Le partage des responsabilités doit changer. L’Etat n’est plus le seul agent économique dont l’action importe. C’est même celui dont les moyens d’intervention se réduiront le plus dans l’avenir. Un  effort de pédagogie est à faire vis-à-vis des consommateurs car c’est d’eux dont dépend le niveau de l’emploi et la réduction des atteintes à l’environnement. Ils ont une influence considérable mais sous-utilisée. Quand une marque célèbre a un comportement social choquant ou des pratiques fiscales douteuses, les consommateurs, mobilisés par les réseaux sociaux devraient en tenait compte dans leurs choix. L’effet dissuasif serait suffisant pour faire cesser ces pratiques pour le plus grand profit de l’emploi et des finances publiques, ce qui profiterait aux salariés et aux contribuables. Si au moment de faire un achat ou de choisir un lieu de vacances, le même consommateur tenait compte des lieux de production ou de sa destination, les équilibres intérieurs et extérieurs du pays en bénéficieraient. Il ne s’agit pas de patriotisme économique, car cette idée évoque le sacrifice.
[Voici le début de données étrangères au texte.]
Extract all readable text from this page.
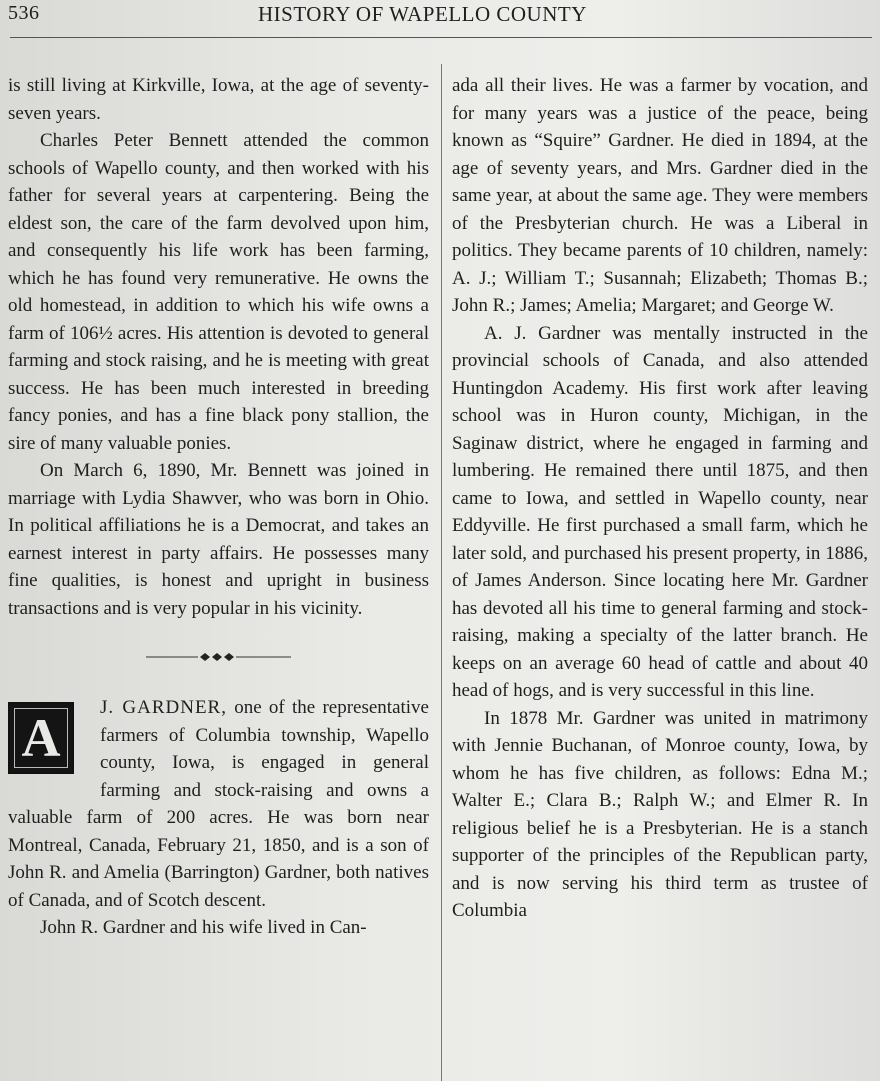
536	HISTORY OF WAPELLO COUNTY

is still living at Kirkville, Iowa, at the age of seventy-seven years.

Charles Peter Bennett attended the common schools of Wapello county, and then worked with his father for several years at carpentering. Being the eldest son, the care of the farm devolved upon him, and consequently his life work has been farming, which he has found very remunerative. He owns the old homestead, in addition to which his wife owns a farm of 106½ acres. His attention is devoted to general farming and stock raising, and he is meeting with great success. He has been much interested in breeding fancy ponies, and has a fine black pony stallion, the sire of many valuable ponies.

On March 6, 1890, Mr. Bennett was joined in marriage with Lydia Shawver, who was born in Ohio. In political affiliations he is a Democrat, and takes an earnest interest in party affairs. He possesses many fine qualities, is honest and upright in business transactions and is very popular in his vicinity.

A

J. GARDNER, one of the representative farmers of Columbia township, Wapello county, Iowa, is engaged in general farming and stock-raising and owns a valuable farm of 200 acres. He was born near Montreal, Canada, February 21, 1850, and is a son of John R. and Amelia (Barrington) Gardner, both natives of Canada, and of Scotch descent.

John R. Gardner and his wife lived in Can-

ada all their lives. He was a farmer by vocation, and for many years was a justice of the peace, being known as “Squire” Gardner. He died in 1894, at the age of seventy years, and Mrs. Gardner died in the same year, at about the same age. They were members of the Presbyterian church. He was a Liberal in politics. They became parents of 10 children, namely: A. J.; William T.; Susannah; Elizabeth; Thomas B.; John R.; James; Amelia; Margaret; and George W.

A. J. Gardner was mentally instructed in the provincial schools of Canada, and also attended Huntingdon Academy. His first work after leaving school was in Huron county, Michigan, in the Saginaw district, where he engaged in farming and lumbering. He remained there until 1875, and then came to Iowa, and settled in Wapello county, near Eddyville. He first purchased a small farm, which he later sold, and purchased his present property, in 1886, of James Anderson. Since locating here Mr. Gardner has devoted all his time to general farming and stock-raising, making a specialty of the latter branch. He keeps on an average 60 head of cattle and about 40 head of hogs, and is very successful in this line.

In 1878 Mr. Gardner was united in matrimony with Jennie Buchanan, of Monroe county, Iowa, by whom he has five children, as follows: Edna M.; Walter E.; Clara B.; Ralph W.; and Elmer R. In religious belief he is a Presbyterian. He is a stanch supporter of the principles of the Republican party, and is now serving his third term as trustee of Columbia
Se comporter ainsi n’en serait pas un puisque tout le monde à la fin en sortirait gagnant. Il existe des pays où ces réflexes sont naturels, comme l’Allemagne et les pays d’Europe du Nord. Leurs résultats si souvent mis en avant en sont la conséquence. A l’Etat de promouvoir ce changement de comportement qui s’applique aussi à la protection de l’environnement.

Les entreprises ont une responsabilité analogue. Elles peuvent contribuer à un meilleur partage de la richesse créée et elles doivent mieux exploiter les possibilités offertes par la mondialisation. Il ne s’agit pas, par le biais d’acquisitions coûteuses et financées par l’emprunt de s’imposer sur le marché mondial. Les parts de marché ne s’achètent pas. Elles se conquièrent par la qualité des produits offerts et leur adéquation à la demande des clients. Les pays qui dégagent des excédents et profitent des créations d’emplois sont ceux où les entreprises ont mis en œuvre de telles stratégies de développement international, réservant une large part de la valeur ajoutée au territoire national.    

Les comportements doivent changer. Les vieilles recettes de la politique économique ne sont plus suffisantes pour relever les défis du Nouveau Monde. Les pays qui s’en sortent le mieux sont ceux où les consommateurs et les entreprises ont compris les nouvelles règles du jeu. Il faut passer de l’obsession pour la macroéconomie à une prise en compte des véritables enjeux microéconomiques.